I have been thinking a lot about a thread and all the comments in it from the last few days - been deleted since. A woman shared her story of having an affair, long story short, she gave herself the excuse that it was just to break the boredom in her life, the dull routine of raising kids and a long-standing relationship. She concluded it all by saying that she would not tell her husband about her long affair. The comments shocked me. While the vast majority was on the same page I find myself on in a situation like this, there were some that absolutely shocked me to my core. I believe when you cheat, the damage is done, it cannot be reversed, but the grownup thing - the right thing - to do is to at least own up to what you've done, and tell your partner. That way, even though it is painful, the partner doesn't have to live a lie, and they can decide what they would want going forward, giving them some agency in the relationship they signed up for. That's what I believe in. I think it is despicable to just cosy back into your old life, you internally forgive yourself, how convenient, and make your partner live a lie, thinking they have a faithful partner. The thought of potentially living an entire life like this is such a disrespectful thing. I care very little for excuses like "it was a mistake" - cheating is ALWAYS a choice. Nobody is forcing anyone to cheat. Especially long-lasting affairs, please, that's as far from a mistake as it can be.

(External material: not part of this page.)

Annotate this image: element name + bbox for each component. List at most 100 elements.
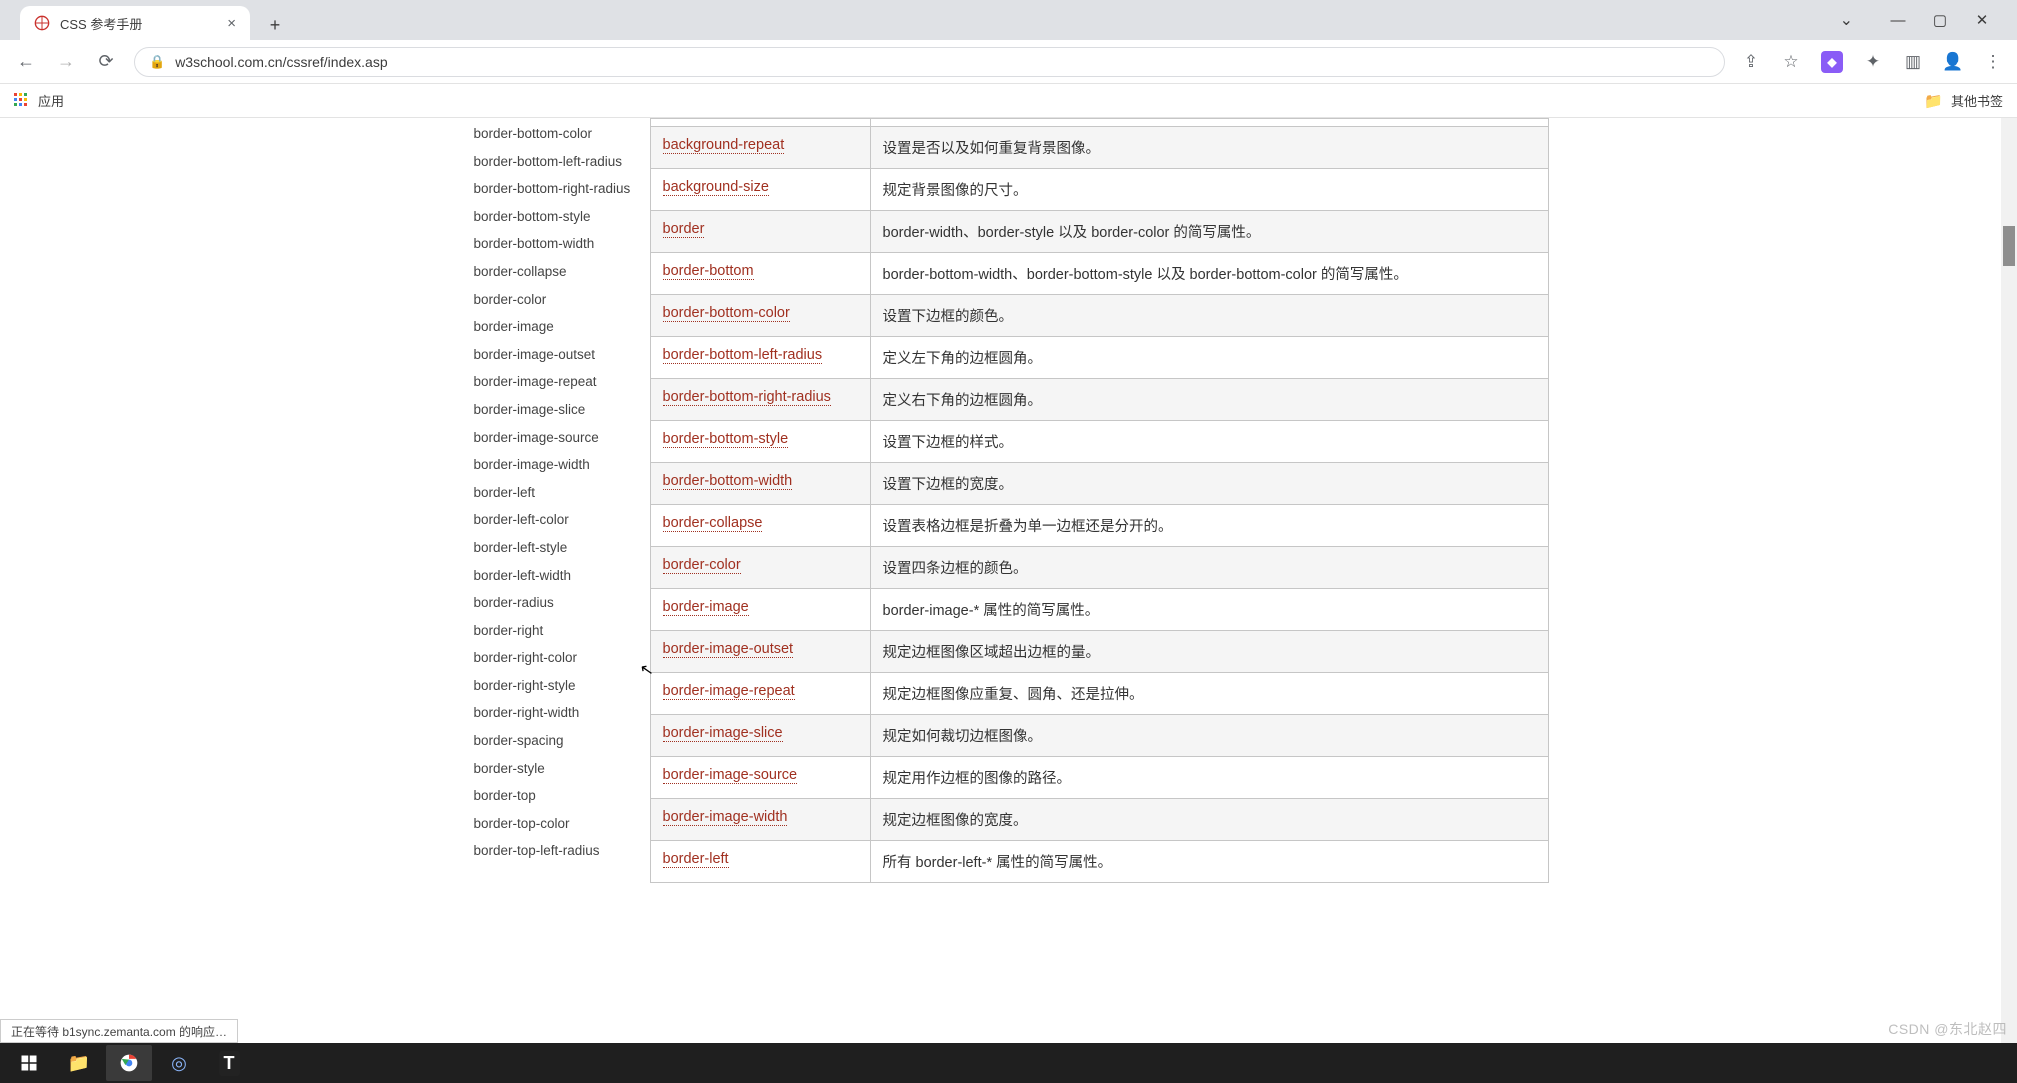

Anyway.. There were comments that urged the woman not to tell her husband, because it would just invite drama, and distrust going forward. And why would anyone want to to do that? First of all - excuse me?! Going forward? Second - How could anyone look in the mirror and sleep well doing something like this? Just be so self-absorbed that you think it's ok to lie for ever about something like this, disrespecting the partner they supposedly love? Like petty children trying to get away with a stain on the carpet. We are adults, civilised, grownups... Or at least, we should be. The argument of "oh they will be devastated" will never stand for me. It might be painful, but at least it is the truth. And don't know about you, I'd rather live in the truth than a lie that I have no say in. (Those who said they would rather not know if their partner cheated are also beyond my comprehension.. wow)

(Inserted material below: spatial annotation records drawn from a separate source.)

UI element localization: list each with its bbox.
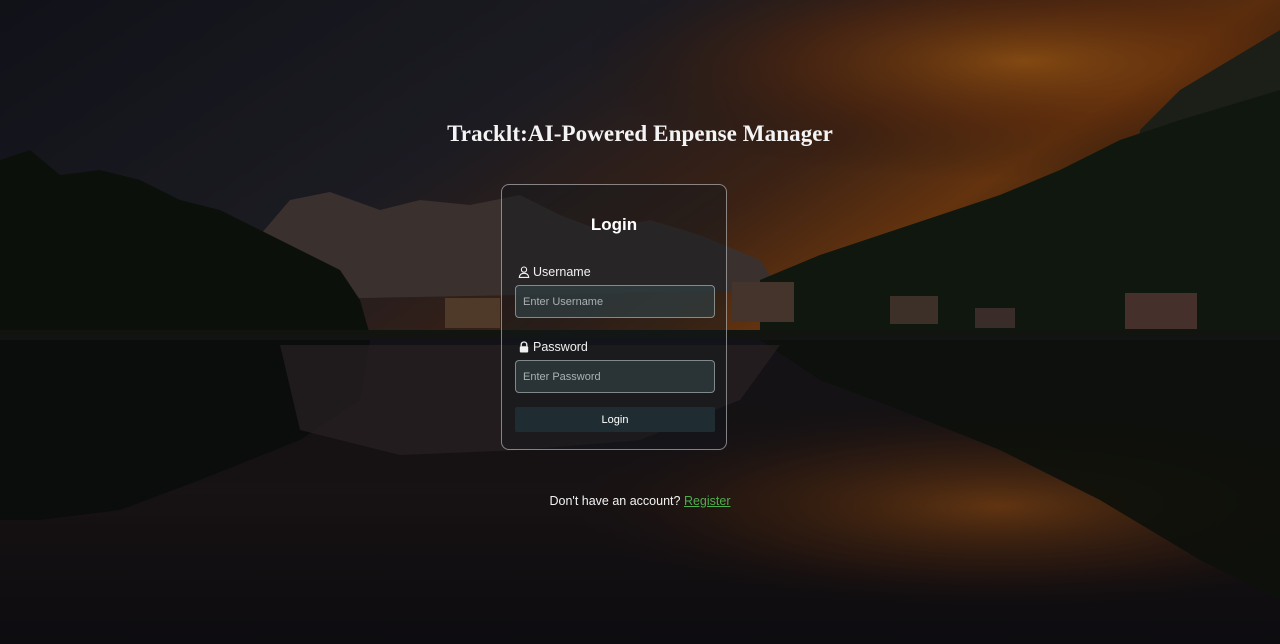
password-input[interactable]	[515, 360, 715, 393]
username-input[interactable]	[515, 285, 715, 318]
register-prompt-row: Don't have an account? Register	[0, 494, 1280, 508]
register-link[interactable]: Register	[684, 494, 731, 508]
username-label: Username	[533, 265, 591, 279]
lock-icon	[518, 341, 530, 353]
username-label-row: Username	[518, 265, 591, 279]
register-prompt-text: Don't have an account?	[549, 494, 681, 508]
password-label: Password	[533, 340, 588, 354]
password-label-row: Password	[518, 340, 588, 354]
login-button[interactable]: Login	[515, 407, 715, 432]
page-title: Tracklt:AI-Powered Enpense Manager	[447, 121, 833, 146]
user-icon	[518, 266, 530, 278]
login-card: Login Username Password Login	[501, 184, 727, 450]
login-heading: Login	[590, 215, 638, 234]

What really got me was this - I have seen a username or two, who were very fact of the matter, casually supported not telling the husband, because that would make the woman look bad - while I have seen them in other threads calling men selfish disgusting pigs who even glanced at other women. What is this? Mind-blowing. I would suggest the very same to both men and women, and it boggles my mind how people would form such double-standards...crazy.
I feel very strongly about the topic because I have seen many good friends and family members be destroyed by such actions.
What do we think? Does it make sense for you not to tell a partner? Do you think it is ok to tell a female cheater that it's ok, while telling a male one that he's an irredeemable piece of trash?